In-brief: A firm that sells secure conferencing equipment to the U.S. government and military has acknowledged that it shipped software for the device that contained an undocumented “backdoor” account.
A firm that sells secure conferencing equipment to the U.S. government and military has acknowledged that it shipped software for the device that contained an undocumented “backdoor” account.
AMX, a division of the firm Harman Ltd., issued a software update on Wednesday that finally closes a remotely accessible account that the company claims was used for “debugging” its video conference hardware, including the AMX NX-1200 and other products. The fix came almost one year after the firm was notified of the existence of the back door account by SEC Consult, an independent security research organization.
In an advisory, SEC Consult said the secret, administrative account in the AMX firmware would allow a remote attacker to “completely compromise the affected devices as they can gain
higher privileges than even administrative access to the system via the backdoor.”
The discovery is similar to others that have been made by third party security firms in recent months. In December, the network equipment maker Juniper Networks revealed that a mystery back door program was discovered in software that runs on its NetScreen line of security appliances. Speculation in that incident focused on the NSA or other intelligence agencies. Then, in January, researchers discovered that security appliances shipped by the company Fortinet contained hard coded SSH logins. The company later explained that the secret administrator accounts were placed in the company’s FortiOS by company engineers, who had implemented a secret method of authentication for logging-into FortiOS-powered devices that required the use of a secret passphrase, which was placed within the company’s software.
In the case of AMX, however, the stakes are high. The company is a well-known supplier of video conferencing equipment to the U.S. government and the U.S. military. A list of the company’s customers includes the The White House Press Secretary’s Office, the U.S. Army 82nd Airborne Division, The U.S. Air Forces in Europe Space Operations Center, The Centers for Disease Control and Prevention, and so on.

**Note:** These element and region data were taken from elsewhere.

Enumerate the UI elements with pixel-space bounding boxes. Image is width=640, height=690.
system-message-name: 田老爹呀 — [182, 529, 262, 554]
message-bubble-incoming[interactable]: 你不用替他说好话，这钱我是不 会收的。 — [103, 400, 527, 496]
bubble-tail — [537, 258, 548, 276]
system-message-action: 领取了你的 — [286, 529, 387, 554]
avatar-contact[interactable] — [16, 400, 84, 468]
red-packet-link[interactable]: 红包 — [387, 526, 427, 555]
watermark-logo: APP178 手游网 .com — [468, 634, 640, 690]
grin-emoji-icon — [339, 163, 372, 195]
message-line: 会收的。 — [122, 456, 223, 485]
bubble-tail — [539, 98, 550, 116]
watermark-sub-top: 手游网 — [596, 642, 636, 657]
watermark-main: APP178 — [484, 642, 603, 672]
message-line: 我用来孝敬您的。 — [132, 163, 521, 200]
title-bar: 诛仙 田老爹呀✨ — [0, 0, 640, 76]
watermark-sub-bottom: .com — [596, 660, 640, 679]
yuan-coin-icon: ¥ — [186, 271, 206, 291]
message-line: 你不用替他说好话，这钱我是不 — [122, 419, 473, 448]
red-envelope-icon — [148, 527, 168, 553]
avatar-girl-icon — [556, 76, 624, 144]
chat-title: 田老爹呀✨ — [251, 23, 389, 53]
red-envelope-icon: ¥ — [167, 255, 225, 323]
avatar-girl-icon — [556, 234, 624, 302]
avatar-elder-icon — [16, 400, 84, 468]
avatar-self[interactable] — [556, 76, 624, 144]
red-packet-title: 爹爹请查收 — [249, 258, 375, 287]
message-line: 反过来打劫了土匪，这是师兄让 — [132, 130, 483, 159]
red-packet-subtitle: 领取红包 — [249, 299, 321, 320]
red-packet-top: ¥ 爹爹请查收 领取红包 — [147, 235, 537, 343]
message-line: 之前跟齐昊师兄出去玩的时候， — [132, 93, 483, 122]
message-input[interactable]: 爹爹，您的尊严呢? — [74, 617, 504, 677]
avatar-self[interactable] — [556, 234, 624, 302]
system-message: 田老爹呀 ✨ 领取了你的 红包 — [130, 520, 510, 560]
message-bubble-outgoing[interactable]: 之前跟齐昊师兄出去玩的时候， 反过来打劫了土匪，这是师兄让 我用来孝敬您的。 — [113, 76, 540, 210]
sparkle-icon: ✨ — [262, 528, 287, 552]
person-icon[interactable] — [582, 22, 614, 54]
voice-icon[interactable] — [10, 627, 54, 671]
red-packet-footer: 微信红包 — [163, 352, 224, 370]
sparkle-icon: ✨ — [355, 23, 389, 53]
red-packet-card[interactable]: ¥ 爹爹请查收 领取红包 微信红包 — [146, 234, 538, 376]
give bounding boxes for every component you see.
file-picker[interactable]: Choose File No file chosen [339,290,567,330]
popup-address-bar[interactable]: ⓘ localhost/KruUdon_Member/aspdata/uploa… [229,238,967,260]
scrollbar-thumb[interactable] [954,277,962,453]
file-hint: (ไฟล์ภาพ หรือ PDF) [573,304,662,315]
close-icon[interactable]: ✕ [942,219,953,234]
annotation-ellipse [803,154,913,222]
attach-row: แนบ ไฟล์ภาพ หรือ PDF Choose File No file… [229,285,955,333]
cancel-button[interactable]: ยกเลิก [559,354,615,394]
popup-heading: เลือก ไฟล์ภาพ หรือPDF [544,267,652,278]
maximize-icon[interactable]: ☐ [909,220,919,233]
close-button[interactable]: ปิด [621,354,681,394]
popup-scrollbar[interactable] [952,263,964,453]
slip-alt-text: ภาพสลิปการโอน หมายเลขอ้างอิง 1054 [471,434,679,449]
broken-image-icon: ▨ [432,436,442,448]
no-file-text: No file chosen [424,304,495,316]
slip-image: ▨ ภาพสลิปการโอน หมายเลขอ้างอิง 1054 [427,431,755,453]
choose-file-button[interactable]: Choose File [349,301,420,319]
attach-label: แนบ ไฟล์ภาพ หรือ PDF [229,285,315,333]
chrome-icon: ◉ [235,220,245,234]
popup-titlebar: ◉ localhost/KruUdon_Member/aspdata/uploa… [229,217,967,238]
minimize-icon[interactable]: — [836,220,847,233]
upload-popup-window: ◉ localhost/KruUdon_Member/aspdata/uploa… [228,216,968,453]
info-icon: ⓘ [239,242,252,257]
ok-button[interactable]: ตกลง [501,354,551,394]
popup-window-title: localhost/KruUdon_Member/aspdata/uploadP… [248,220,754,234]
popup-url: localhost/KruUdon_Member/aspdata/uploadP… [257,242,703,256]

Researchers at SEC discovered the hole while analyzing an AMX application. Researchers discovered a function within the binary called “setUpSubtleUserAccount” that adds an administrative account to the internal user database. The account can be used to log on to
the web interface to the device and to connect via secure shell (SSH). Functions within the AMX firmware that list all users in the database did not disclose the secrete account, SEC discovered. And the backdoor account had the ability to access special features not available to traditional administrators, like the ability to capture packets on the device’s network interface via a remote command line interface.
In a blog post describing its discovery, SEC Consult describes a months-long conversation with AMX about the security hole, which it urged the company to close. Among other things, SEC revealed that AMX used the name of a Marvel superhero, Black Widow – a deadly Russian spy – as the name of the hidden, administrator account. Initially presented with SEC’s findings, AMX waited some months before releasing updated firmware that fixed the issue. But SEC discovered that the “fix” was merely a decision to change the secret account’s name from “BlackWidow” to “1MB@tMaN”.
A few more months of trying resulted in AMX finally removing the back door account altogether with the release of its NX v1.4.65 firmware. The company acknowledged the change in a post on its web page. Among a number of other “specific improvements” in the new firmware were “several enhancements to eliminate potential security vulnerabilities” including “removed debugging account to prevent security vulnerability.”
The new firmware applies to a wide range of AMX’s NX Series Controllers, Massio ControlPads and Enova DVX All in One Presentation Switchers.
Harmon, AMX’s parent firm, is a supplier to a wide range of industries. The company was recently in the headlines over security vulnerabilities discovered in the UConnect entertainment system hardware and software it sells to Fiat Chrysler. Harmon’s technology was the point of entry for security researchers Chris Valasek and Charlie Miller, who were ultimately able to use vulnerabilities in UConnect to attack critical in-vehicle systems on Fiat Chrysler’s Jeep Cherokee.
Harman has taken steps since then to boost its security capabilities. Most recently, the company announced that it was acquiring TowerSec to enhance the security of its products.